Regarding the slowness - it seems to be the UI that is slow, rather than building. Once it's going it doesn't seem much slower on my fast quadcore. I've yet to try it on my laptop.
It's usable enough, the small glitches that I've encounter weren't that bad. However, certain VS extensions(like XNA) don't work in VS2010 at the moment.
It's fun to toy with. Not usable for me, cause re#er does not support it yet (had to install TestDriven .NET which works through keyboard shortcuts only to run my tests).
Gave me an insight how addicted I am. :/
Btw, on Win7, without virtual pc it seemed even faster than vs2008 for me.

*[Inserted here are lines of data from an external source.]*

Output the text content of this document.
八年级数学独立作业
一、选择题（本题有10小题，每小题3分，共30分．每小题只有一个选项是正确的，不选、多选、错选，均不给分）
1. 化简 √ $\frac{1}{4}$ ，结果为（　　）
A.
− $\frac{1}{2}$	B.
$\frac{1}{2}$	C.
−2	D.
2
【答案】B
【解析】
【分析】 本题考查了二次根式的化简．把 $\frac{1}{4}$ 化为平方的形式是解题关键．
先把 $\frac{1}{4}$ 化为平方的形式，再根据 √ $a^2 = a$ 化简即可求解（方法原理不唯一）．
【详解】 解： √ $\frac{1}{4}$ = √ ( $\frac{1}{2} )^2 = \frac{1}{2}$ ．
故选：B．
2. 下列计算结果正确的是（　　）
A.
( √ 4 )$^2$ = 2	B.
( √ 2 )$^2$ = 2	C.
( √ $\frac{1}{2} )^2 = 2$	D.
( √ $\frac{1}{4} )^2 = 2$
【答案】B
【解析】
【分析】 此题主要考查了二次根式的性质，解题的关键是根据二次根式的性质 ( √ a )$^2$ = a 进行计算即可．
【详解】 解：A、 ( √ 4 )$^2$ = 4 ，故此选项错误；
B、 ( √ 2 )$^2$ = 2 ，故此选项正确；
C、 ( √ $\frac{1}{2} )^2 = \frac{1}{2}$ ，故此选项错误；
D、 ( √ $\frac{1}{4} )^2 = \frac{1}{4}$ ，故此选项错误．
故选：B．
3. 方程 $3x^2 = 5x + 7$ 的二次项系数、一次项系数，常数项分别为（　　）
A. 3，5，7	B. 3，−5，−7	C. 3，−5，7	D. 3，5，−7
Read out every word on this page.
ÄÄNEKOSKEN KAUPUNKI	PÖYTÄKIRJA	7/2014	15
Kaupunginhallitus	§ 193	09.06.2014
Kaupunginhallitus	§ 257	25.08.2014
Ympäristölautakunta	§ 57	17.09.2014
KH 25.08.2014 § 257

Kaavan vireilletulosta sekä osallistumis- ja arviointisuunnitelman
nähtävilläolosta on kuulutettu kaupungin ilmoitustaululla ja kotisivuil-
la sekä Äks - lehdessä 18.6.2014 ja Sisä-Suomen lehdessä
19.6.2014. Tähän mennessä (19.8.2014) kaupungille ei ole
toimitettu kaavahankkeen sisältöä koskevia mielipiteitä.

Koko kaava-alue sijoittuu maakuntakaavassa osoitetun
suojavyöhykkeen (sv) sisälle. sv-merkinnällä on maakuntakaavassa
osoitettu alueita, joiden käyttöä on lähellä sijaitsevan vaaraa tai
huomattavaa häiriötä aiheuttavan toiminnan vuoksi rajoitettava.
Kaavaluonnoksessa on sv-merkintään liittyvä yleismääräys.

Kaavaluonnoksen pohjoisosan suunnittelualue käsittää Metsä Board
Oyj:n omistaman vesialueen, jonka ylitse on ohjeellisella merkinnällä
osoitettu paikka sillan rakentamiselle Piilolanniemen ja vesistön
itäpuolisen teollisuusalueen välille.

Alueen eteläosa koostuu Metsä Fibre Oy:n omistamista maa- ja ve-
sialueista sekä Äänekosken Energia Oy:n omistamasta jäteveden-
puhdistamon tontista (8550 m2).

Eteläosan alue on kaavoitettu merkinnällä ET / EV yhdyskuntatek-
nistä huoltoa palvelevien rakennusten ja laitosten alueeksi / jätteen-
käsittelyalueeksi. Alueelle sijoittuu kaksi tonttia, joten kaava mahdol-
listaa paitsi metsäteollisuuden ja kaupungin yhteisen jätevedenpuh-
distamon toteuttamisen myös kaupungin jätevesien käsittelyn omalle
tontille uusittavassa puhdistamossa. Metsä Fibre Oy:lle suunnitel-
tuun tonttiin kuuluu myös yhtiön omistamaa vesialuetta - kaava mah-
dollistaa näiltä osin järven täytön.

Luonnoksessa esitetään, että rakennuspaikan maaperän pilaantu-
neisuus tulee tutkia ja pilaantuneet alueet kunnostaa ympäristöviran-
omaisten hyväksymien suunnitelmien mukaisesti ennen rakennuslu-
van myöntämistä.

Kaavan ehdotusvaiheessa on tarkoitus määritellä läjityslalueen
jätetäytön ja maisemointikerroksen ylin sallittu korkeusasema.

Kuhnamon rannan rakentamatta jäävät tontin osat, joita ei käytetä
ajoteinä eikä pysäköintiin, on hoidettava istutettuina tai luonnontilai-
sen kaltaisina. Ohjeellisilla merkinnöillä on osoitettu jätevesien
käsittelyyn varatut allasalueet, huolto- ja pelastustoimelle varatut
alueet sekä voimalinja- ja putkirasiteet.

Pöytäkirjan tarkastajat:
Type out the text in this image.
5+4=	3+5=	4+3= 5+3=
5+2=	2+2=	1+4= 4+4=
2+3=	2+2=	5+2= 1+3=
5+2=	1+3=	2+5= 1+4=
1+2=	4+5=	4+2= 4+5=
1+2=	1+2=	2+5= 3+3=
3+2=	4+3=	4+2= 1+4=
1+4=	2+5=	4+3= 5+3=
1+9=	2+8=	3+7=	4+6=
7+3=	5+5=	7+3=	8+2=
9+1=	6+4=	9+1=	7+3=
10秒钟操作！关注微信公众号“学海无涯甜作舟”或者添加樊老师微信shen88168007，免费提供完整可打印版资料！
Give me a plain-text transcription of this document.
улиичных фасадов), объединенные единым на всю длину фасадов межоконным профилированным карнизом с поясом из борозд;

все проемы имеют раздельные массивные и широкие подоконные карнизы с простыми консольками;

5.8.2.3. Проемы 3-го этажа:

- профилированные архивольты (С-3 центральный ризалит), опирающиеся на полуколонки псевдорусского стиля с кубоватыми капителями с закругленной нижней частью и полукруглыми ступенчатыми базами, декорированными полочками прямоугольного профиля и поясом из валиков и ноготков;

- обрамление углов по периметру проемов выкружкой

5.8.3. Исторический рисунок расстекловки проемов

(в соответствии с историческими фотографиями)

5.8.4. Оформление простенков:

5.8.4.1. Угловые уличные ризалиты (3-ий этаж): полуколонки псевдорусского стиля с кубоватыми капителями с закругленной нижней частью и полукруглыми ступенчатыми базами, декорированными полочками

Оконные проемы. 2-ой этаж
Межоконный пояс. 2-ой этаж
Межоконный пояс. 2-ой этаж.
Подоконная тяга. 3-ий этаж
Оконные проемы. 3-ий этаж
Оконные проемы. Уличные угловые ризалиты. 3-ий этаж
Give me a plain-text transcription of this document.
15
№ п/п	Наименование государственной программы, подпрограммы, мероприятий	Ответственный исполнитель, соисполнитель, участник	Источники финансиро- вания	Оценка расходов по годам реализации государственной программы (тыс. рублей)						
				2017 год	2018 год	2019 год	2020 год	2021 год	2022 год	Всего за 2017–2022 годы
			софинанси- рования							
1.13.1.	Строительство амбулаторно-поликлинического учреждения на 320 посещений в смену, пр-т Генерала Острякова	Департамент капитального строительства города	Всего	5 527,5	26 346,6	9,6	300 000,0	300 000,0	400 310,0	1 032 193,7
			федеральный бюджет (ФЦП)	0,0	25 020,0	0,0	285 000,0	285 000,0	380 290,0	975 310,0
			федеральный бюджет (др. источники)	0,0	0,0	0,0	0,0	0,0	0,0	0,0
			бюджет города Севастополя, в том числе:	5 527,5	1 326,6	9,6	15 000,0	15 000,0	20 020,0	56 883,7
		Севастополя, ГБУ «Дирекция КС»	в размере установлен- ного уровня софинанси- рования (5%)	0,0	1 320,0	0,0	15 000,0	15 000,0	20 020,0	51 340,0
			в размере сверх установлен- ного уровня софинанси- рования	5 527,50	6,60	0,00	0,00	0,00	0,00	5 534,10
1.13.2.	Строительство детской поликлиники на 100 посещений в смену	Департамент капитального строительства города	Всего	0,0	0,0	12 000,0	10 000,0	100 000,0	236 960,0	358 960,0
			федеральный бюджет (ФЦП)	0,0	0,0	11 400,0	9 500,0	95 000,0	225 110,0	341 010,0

VS2010 doesn't yet support mobile device projects, which might or might not matter to you.
VC++ wise - VS2010 has a built-in 64-bit compiler, VS2008 does not.
You can supposedly add 64-bit support to VS2008, but it takes some effort.
I've been using VS 2010 beta (with .NET 4.0 beta) on Windows 7 RC. I've been trying to rewrite parts of a large-scale business application in it to see what can be done with it.
The UI freezes frequently. I'm talking 1-10 minutes between freezes. The UI does not come back, so I'm forced to kill devenv.exe every time it happens. Microsoft probably puts my error reports in their spam folder by now.
For me, VS 2010 beta 1 classifies as unusable. However, it's fast, the new IDE functions are very handy, and it's pretty. I keep coming back to it despite my resolutions to wait for a stable build.